研究目的：利用围手术期指标建立可解释的术后谵妄（POD）预测机器学习（ML）模型，通过分层聚类分析发现不同的数据驱动的POD亚型，并加强个性化风险分层，为有针对性的临床干预提供信息。方法：这是对几项前瞻性观察性研究的二次分析，包括1106例非心脏手术患者。使用单因素分析和最小绝对收缩和选择算子（LASSO）回归来筛选与POD相关的基本特征。我们比较了六种算法：基于分类树的自适应增强、随机森林（RF）、神经网络、支持向量机、基于分类树的极端梯度增强和逻辑回归。SHapley加法解释（SHAP）。并在另一家大型三级医院进行了最佳解读和外部验证。在发生POD的患者中，我们对危险因素（通过预测模型中的单变量筛选确定）进行了分层聚类分析，以描绘不同的亚型。然后，我们比较了确定的群集之间的术后住院时间和死亡率（术后1、3、6和12个月）。主要结果：我们确定了14个POD危险因素来建立ML模型。RF模型在6种ML模型中表现最好（曲线下面积[AUC]为0.85,95%置信区间[CI]为0.78-0.91）。SHAP分析强调手术时间、术前精神状态检查评分和埃德蒙顿虚弱量表是POD的主要预测因素。分层聚类鉴定出三种不同的POD亚型：亚型1(高风险，有明显的共病和炎症失调，最长住院时间：21.5天([四分位数范围（IQR） 19-28]；p亚型3 >亚型1；结论：我们的研究验证了ML模型，特别是RF模型在预测POD方面的实用性，并确定了三种具有不同临床特征的新型数据驱动亚型。

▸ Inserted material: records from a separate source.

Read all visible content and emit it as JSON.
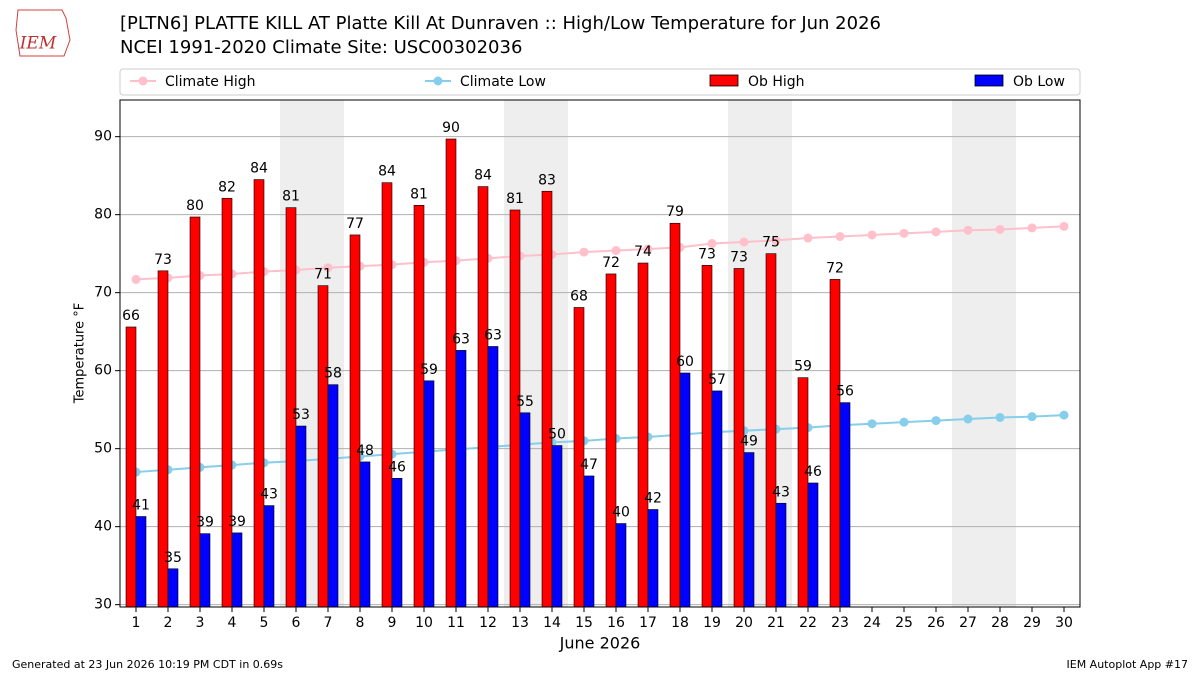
{
  "chart_data": {
    "type": "bar",
    "title": "[PLTN6] PLATTE KILL  AT Platte Kill At Dunraven :: High/Low Temperature for Jun 2026",
    "subtitle": "NCEI 1991-2020 Climate Site: USC00302036",
    "xlabel": "June 2026",
    "ylabel": "Temperature °F",
    "footer_left": "Generated at 23 Jun 2026 10:19 PM CDT in 0.69s",
    "footer_right": "IEM Autoplot App #17",
    "logo": "IEM",
    "x": [
      1,
      2,
      3,
      4,
      5,
      6,
      7,
      8,
      9,
      10,
      11,
      12,
      13,
      14,
      15,
      16,
      17,
      18,
      19,
      20,
      21,
      22,
      23,
      24,
      25,
      26,
      27,
      28,
      29,
      30
    ],
    "xlim": [
      0.5,
      30.5
    ],
    "xticks": [
      1,
      2,
      3,
      4,
      5,
      6,
      7,
      8,
      9,
      10,
      11,
      12,
      13,
      14,
      15,
      16,
      17,
      18,
      19,
      20,
      21,
      22,
      23,
      24,
      25,
      26,
      27,
      28,
      29,
      30
    ],
    "ylim": [
      29.7,
      94.7
    ],
    "yticks": [
      30,
      40,
      50,
      60,
      70,
      80,
      90
    ],
    "grid": true,
    "series": [
      {
        "name": "Climate High",
        "type": "line",
        "color": "#ffc0cb",
        "values": [
          71.7,
          71.9,
          72.2,
          72.4,
          72.7,
          72.9,
          73.2,
          73.4,
          73.6,
          73.9,
          74.1,
          74.4,
          74.7,
          74.9,
          75.2,
          75.4,
          75.6,
          75.8,
          76.3,
          76.5,
          76.7,
          77.0,
          77.2,
          77.4,
          77.6,
          77.8,
          78.0,
          78.1,
          78.3,
          78.5
        ]
      },
      {
        "name": "Climate Low",
        "type": "line",
        "color": "#87ceeb",
        "values": [
          47.0,
          47.3,
          47.6,
          47.9,
          48.2,
          48.4,
          48.7,
          49.0,
          49.3,
          49.6,
          49.9,
          50.2,
          50.5,
          50.8,
          51.0,
          51.3,
          51.5,
          51.8,
          52.1,
          52.3,
          52.5,
          52.7,
          53.0,
          53.2,
          53.4,
          53.6,
          53.8,
          54.0,
          54.1,
          54.3
        ]
      },
      {
        "name": "Ob High",
        "type": "bar",
        "color": "#ff0000",
        "values": [
          65.6,
          72.8,
          79.7,
          82.1,
          84.5,
          80.9,
          70.9,
          77.4,
          84.1,
          81.2,
          89.7,
          83.6,
          80.6,
          83.0,
          68.1,
          72.4,
          73.8,
          78.9,
          73.5,
          73.1,
          75.0,
          59.1,
          71.7,
          null,
          null,
          null,
          null,
          null,
          null,
          null
        ],
        "value_labels": [
          "66",
          "73",
          "80",
          "82",
          "84",
          "81",
          "71",
          "77",
          "84",
          "81",
          "90",
          "84",
          "81",
          "83",
          "68",
          "72",
          "74",
          "79",
          "73",
          "73",
          "75",
          "59",
          "72",
          null,
          null,
          null,
          null,
          null,
          null,
          null
        ]
      },
      {
        "name": "Ob Low",
        "type": "bar",
        "color": "#0000ff",
        "values": [
          41.3,
          34.6,
          39.1,
          39.2,
          42.7,
          52.9,
          58.2,
          48.3,
          46.2,
          58.7,
          62.6,
          63.1,
          54.6,
          50.4,
          46.5,
          40.4,
          42.2,
          59.7,
          57.4,
          49.5,
          43.0,
          45.6,
          55.9,
          null,
          null,
          null,
          null,
          null,
          null,
          null
        ],
        "value_labels": [
          "41",
          "35",
          "39",
          "39",
          "43",
          "53",
          "58",
          "48",
          "46",
          "59",
          "63",
          "63",
          "55",
          "50",
          "47",
          "40",
          "42",
          "60",
          "57",
          "49",
          "43",
          "46",
          "56",
          null,
          null,
          null,
          null,
          null,
          null,
          null
        ]
      }
    ]
  }
}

本文章由计算机程序翻译，如有差异，请以英文原文为准。

求助全文

约1分钟内获得全文求助全文

来源期刊

Journal of Clinical Anesthesia 医学-麻醉学

CiteScore

7.40

自引率

4.50%

发文量

346

审稿时长

23 days

期刊介绍： The Journal of Clinical Anesthesia (JCA) addresses all aspects of anesthesia practice, including anesthetic administration, pharmacokinetics, preoperative and postoperative considerations, coexisting disease and other complicating factors, cost issues, and similar concerns anesthesiologists contend with daily. Exceptionally high standards of presentation and accuracy are maintained. The core of the journal is original contributions on subjects relevant to clinical practice, and rigorously peer-reviewed. Highly respected international experts have joined together to form the Editorial Board, sharing their years of experience and clinical expertise. Specialized section editors cover the various subspecialties within the field. To keep your practical clinical skills current, the journal bridges the gap between the laboratory and the clinical practice of anesthesiology and critical care to clarify how new insights can improve daily practice.